Is that a conspiracy theory? It doesn’t have to be a secret plot in a dark room. It is enough that:
- The same people who profit from extraction and inequality on Earth,
- are investing heavily in off‑world escape routes,
- while refusing serious structural reforms that would make Earth livable for all.
In anthropology, we do not need to guess intentions. We watch patterns:
- Where does the money flow?
- Whose lives get protected?
- Whose suffering is accepted as “collateral damage”?
By that measure, it is not paranoid to say:
Our civilization is building lifeboats for the very top, while asking everyone else to clap and call it “progress”.
Conclusion
We Don’t Need to Hate Rockets – We Need to Demand Justice
This is not an argument against science or against rockets.
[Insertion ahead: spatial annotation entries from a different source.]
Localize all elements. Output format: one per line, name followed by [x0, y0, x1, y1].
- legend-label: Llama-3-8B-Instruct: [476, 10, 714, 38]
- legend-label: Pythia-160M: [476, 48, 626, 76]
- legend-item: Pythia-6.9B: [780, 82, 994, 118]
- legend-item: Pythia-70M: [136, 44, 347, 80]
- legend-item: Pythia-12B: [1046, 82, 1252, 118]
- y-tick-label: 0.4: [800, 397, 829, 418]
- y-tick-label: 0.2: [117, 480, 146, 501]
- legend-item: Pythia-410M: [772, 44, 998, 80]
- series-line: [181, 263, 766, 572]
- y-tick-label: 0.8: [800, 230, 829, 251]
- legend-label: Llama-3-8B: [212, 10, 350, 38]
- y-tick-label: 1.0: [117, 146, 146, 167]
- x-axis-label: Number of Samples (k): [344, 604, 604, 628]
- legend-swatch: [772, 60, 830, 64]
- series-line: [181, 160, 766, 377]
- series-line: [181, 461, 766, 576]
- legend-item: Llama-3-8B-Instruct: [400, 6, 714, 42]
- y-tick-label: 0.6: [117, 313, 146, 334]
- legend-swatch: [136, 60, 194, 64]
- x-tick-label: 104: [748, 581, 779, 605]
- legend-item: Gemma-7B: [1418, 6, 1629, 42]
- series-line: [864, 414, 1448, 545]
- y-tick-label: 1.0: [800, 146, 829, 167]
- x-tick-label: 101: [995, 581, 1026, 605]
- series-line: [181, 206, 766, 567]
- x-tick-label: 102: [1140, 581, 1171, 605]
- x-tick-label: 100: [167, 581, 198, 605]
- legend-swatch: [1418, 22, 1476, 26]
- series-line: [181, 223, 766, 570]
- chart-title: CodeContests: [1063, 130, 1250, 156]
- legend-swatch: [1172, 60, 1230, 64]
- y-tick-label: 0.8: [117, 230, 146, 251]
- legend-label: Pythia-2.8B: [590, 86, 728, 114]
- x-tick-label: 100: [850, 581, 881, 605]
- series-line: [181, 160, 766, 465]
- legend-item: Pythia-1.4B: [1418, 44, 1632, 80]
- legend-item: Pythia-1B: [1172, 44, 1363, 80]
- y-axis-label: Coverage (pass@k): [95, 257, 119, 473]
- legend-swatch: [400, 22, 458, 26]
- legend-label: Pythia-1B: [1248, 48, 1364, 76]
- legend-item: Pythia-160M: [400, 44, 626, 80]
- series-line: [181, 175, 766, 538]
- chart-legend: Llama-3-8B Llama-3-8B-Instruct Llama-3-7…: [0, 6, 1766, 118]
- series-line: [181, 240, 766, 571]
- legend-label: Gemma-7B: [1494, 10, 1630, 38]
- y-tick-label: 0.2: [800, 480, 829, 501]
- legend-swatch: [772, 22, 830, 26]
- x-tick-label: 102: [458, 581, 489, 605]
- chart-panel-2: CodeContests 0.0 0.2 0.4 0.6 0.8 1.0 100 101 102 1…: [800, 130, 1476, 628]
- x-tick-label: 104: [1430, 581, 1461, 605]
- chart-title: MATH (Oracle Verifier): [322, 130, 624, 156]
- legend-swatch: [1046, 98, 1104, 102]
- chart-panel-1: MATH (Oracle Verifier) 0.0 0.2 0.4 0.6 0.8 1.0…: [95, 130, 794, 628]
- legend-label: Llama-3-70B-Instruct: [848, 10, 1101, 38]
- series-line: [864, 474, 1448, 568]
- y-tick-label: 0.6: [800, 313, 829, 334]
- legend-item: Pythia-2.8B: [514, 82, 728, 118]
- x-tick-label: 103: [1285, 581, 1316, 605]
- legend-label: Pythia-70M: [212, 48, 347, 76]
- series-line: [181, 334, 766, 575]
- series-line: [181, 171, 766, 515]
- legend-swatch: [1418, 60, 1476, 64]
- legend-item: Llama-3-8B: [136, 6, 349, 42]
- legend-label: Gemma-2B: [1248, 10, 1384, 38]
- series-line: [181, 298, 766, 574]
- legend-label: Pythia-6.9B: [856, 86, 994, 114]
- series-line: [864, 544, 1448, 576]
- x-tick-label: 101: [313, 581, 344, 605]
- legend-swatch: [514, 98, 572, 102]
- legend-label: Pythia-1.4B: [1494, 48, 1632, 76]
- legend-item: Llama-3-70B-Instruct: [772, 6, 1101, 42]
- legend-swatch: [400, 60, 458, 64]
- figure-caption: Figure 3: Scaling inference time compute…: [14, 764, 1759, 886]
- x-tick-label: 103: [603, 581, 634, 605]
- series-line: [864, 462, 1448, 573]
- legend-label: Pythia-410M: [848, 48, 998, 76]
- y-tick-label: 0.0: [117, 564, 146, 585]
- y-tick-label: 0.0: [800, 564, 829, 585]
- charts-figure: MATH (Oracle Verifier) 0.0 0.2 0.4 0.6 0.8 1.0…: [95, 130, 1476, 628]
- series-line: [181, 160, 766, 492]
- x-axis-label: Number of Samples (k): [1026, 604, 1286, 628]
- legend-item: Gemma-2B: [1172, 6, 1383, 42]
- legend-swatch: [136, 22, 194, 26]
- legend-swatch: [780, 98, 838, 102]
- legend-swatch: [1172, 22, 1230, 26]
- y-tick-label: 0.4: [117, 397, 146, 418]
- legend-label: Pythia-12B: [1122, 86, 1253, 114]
It is an argument against amnesia.
Before we celebrate “making life multi‑planetary,” we must:
- Ask why we refuse to make this planet truly livable for all,
- Demand that the same genius applied to rockets be applied to water, food, and fair economics,
- Insist that any talk of “humanity’s future” starts with the most vulnerable humans now.
So next time you see a rocket launch, do two things:
- Allow yourself to feel the wonder – we are capable of amazing things.
- Then ask, quietly but firmly:
“Who is this really for? And who is being left behind?”
If enough of us ask that question – in the Caribbean, in Africa, in the global South and North – we might still have time to demand a future where:
No one needs a rocket to escape, because we finally chose to fix the ground beneath our feet.